BofA Securities Has 5 Safe High-Dividend Stocks for Worried Investors to Buy Now

Consolidated Edison owns 62 area distribution substations and various distribution facilities; 39 transmission substations and 62 area stations; electric generation facilities with an aggregate capacity of 724 megawatts that run on gas and fuel oil; 4,348 miles of mains and 369,791 service lines for natural gas distribution; and one steam-electric generating station and five steam-only generating stations.

The company operates 572 circuit miles of transmission lines; 14 transmission substations; 86,794 in-service line transformers; 3,994 pole miles of overhead distribution lines; and 1,889 miles of underground distribution lines, as well as 1,867 miles of mains and 105,482 service lines for natural gas distribution. In addition, it is involved in the sale and related hedging of electricity to retail customers, and the provision of energy-related products and services to wholesale and retail customers.

Holders of Consolidated Edison stock receive a safe 4.17% dividend. The $78 BofA Securities price target is close to the $77.53 consensus target. The shares closed most recently at $73.93.
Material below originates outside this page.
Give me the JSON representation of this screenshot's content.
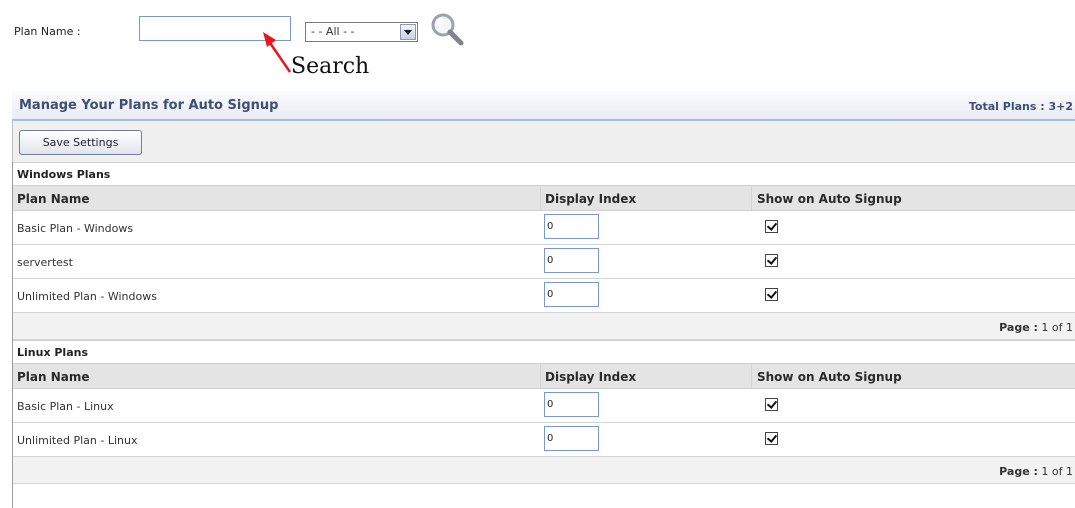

The fast-food giant continues to revamp both stores and the menu, and it is a solid pick for more conservative accounts. McDonald’s Corp. (NYSE: MCD) is the world’s leading global food-service retailer with over 37,000 locations serving approximately 69 million customers in over 100 countries each day. More than 80% of McDonald’s restaurants worldwide are owned and operated by independent local businesspersons.

Wall Street September checks of the fast-food giant suggest trends are on pace to be sequentially higher, driven in part by upcoming promotions including Spicy McNuggets and the Travis Scott Meal promotion. Operators also indicated that the company’s breakfast sales, which were slammed hard amid pandemic shutdowns and the work-from-home trend, have seen some very solid improvement. McDonald’s has one of the best fast-food breakfast menus.

McDonald’s looks to be on track to beat third-quarter same-store sales estimates, and many are now modeling for the company to report comparison growth of 5.0% for the quarter, up from 3.5% previously. In fact, comps were up about 5% in the final 10 days of August, climbing to the high-single digits in early September. That figure jumped to more than 10% from Sept. 8 on, an acceleration attributed to the introduction of the Travis Scott Meal, which drove an estimated 400 to 500 basis point lift to same-store sales. Travis Scott is a popular American rap star, and his quarter pounder meal is selling out in markets across the nation.

The dividend yield is 2.35%. BofA Securities has set a $225 price target. The consensus target is $220.77, and McDonald’s stock was last seen trading at $216.12.


This top consumer staples stock fits the bill for worried investors. PepsiCo Inc. (NYSE: PEP) operates as a food and beverage company worldwide. Its Frito-Lay North America segment offers Lay’s and Ruffles potato chips; Doritos, Tostitos and Santitas tortilla chips; and Cheetos cheese-flavored snacks, branded dips and Fritos corn chips.

The Quaker Foods North America segment provides Quaker oatmeal, grits, rice cakes, natural granola and oat squares, as well as the soon to be changed Aunt Jemima mixes and syrups, and Quaker Chewy granola bars, Cap’n Crunch cereal, Life cereal and Rice-A-Roni side dishes.

Pepsi’s North America Beverages segment offers beverage concentrates, fountain syrups and finished goods under the Pepsi, Gatorade, Mountain Dew, Diet Pepsi, Aquafina, Tropicana Pure Premium, Sierra Mist and Mug brands, as well as ready-to-drink tea and coffee, and juices. It is one of the companies that helped Americans survive the pandemic.

Shareholders receive a 3.15% dividend. The BofA Securities price target is $150. The consensus target is $146.59, and PepsiCo stock closed at $131.58.

The recent selling should come as no surprise to investors. The massive rally that exploded off the March lows pushed many of the stock indexes to all-time highs, all while a pandemic was going on and much of the U.S. economy was shut down. While 2021 should prove to be a much better year, both economically and psychologically, with a resolution of the election and hopefully a COVID-19 vaccine, we still have to get there intact. Playing it safe with conservative dividend stocks is a solid way to go now.